PostLinearize Algorithm Analysis

中文

Role of the Algorithm

PostLinearize is a post-processing step for cluster linearization, running after Linearize (SpanningForestState). The two have different responsibilities:

Code location: src/cluster_linearize.h:1585, called from GenericClusterImpl::Relinearize (src/txgraph.cpp:2069).

Why PostLinearize Is Needed

1. Guaranteeing Connected Chunks

The output of Linearize (SpanningForestState) does not guarantee that each chunk is a connected subgraph, especially when it exits early after exhausting its budget. PostLinearize ensures connectivity within each chunk through merge/swap operations. This is a key invariant for TxGraph — BlockBuilder needs each chunk to be connected when building blocks by chunk.

2. Eliminating Randomness

Linearize heavily uses random numbers internally (for processing order, merge direction, tiebreaking, etc.), and different rng_seed values produce different linearizations for the same cluster.
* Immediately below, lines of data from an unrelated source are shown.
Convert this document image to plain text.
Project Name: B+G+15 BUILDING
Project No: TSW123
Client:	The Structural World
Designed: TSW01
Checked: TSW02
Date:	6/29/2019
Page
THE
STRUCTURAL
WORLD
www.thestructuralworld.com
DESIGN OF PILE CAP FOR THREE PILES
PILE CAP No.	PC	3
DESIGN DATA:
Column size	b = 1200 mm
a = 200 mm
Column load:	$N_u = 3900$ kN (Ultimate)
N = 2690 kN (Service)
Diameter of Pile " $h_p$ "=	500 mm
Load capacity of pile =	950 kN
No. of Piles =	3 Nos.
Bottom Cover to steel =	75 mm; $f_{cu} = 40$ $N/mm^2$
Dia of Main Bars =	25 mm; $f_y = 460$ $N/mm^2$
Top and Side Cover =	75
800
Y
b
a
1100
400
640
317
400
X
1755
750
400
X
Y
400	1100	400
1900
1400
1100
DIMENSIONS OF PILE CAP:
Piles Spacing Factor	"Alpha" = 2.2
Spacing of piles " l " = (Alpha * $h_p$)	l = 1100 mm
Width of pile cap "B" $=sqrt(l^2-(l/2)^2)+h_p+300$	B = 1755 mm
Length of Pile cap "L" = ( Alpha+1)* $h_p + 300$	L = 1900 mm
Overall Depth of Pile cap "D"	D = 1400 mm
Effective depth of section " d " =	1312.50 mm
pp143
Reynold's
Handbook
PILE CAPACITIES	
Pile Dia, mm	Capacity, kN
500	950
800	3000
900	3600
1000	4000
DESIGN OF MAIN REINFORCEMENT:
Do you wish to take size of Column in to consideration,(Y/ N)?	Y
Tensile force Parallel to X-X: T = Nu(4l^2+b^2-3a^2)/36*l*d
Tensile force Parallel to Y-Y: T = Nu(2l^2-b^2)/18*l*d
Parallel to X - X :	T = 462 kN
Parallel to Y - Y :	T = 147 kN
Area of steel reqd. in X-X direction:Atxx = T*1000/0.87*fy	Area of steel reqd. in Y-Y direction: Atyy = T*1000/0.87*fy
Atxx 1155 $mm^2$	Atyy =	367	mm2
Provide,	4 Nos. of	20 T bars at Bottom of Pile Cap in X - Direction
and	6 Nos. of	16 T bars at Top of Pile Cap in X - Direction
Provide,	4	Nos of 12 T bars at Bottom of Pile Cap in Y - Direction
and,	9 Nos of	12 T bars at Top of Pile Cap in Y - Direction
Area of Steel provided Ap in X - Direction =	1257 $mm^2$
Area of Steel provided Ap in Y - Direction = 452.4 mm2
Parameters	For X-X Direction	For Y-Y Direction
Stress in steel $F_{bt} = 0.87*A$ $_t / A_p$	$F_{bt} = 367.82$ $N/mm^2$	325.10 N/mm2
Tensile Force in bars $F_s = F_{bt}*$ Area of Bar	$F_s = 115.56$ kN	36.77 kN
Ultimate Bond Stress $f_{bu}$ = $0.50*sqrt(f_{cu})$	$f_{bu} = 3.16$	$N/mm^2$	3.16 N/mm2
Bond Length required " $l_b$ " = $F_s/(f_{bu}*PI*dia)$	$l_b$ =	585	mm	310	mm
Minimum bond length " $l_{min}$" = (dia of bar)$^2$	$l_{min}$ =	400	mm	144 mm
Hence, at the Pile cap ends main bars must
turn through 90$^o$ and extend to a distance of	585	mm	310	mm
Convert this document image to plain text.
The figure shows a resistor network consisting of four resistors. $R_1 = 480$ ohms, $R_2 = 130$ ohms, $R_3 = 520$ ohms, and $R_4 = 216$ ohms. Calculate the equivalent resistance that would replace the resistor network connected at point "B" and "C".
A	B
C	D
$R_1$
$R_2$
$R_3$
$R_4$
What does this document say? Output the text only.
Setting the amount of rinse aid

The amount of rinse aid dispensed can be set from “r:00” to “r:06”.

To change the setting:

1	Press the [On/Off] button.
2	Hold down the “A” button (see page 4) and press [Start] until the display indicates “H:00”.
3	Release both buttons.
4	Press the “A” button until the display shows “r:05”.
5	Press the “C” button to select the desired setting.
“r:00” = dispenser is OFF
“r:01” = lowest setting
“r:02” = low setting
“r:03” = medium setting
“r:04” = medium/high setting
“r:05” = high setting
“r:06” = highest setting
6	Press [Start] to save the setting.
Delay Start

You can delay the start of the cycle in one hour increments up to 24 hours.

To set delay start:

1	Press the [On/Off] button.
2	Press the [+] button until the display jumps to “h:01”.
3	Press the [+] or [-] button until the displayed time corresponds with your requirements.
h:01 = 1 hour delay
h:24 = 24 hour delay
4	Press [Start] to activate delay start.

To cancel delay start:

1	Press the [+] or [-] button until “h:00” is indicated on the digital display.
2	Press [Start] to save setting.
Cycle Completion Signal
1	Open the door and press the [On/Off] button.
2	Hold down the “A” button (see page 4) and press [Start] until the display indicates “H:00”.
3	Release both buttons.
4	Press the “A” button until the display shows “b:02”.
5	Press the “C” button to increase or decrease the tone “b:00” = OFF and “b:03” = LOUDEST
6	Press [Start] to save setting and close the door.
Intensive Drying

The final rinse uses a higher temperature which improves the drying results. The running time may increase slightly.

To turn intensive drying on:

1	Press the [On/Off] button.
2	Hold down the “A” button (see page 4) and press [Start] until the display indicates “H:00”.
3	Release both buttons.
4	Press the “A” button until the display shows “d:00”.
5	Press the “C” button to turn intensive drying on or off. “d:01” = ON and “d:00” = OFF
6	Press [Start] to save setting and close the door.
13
PostLinearize is entirely deterministic (no random numbers), converging the randomized output to a more canonical form and reducing divergence between different nodes.

3. Safety Guarantees for RBF Replacement

PostLinearize guarantees that if a leaf transaction is replaced by one with the same size but higher fee, running PostLinearize on the result will not be worse than before the replacement (comments at lines 1578-1582). This allows RBF replacement to take the lightweight “drop + append + PostLinearize” path without running a full Linearize.

Algorithm Principles

Overall Structure

Two passes are performed:

Neither pass ever makes the result worse.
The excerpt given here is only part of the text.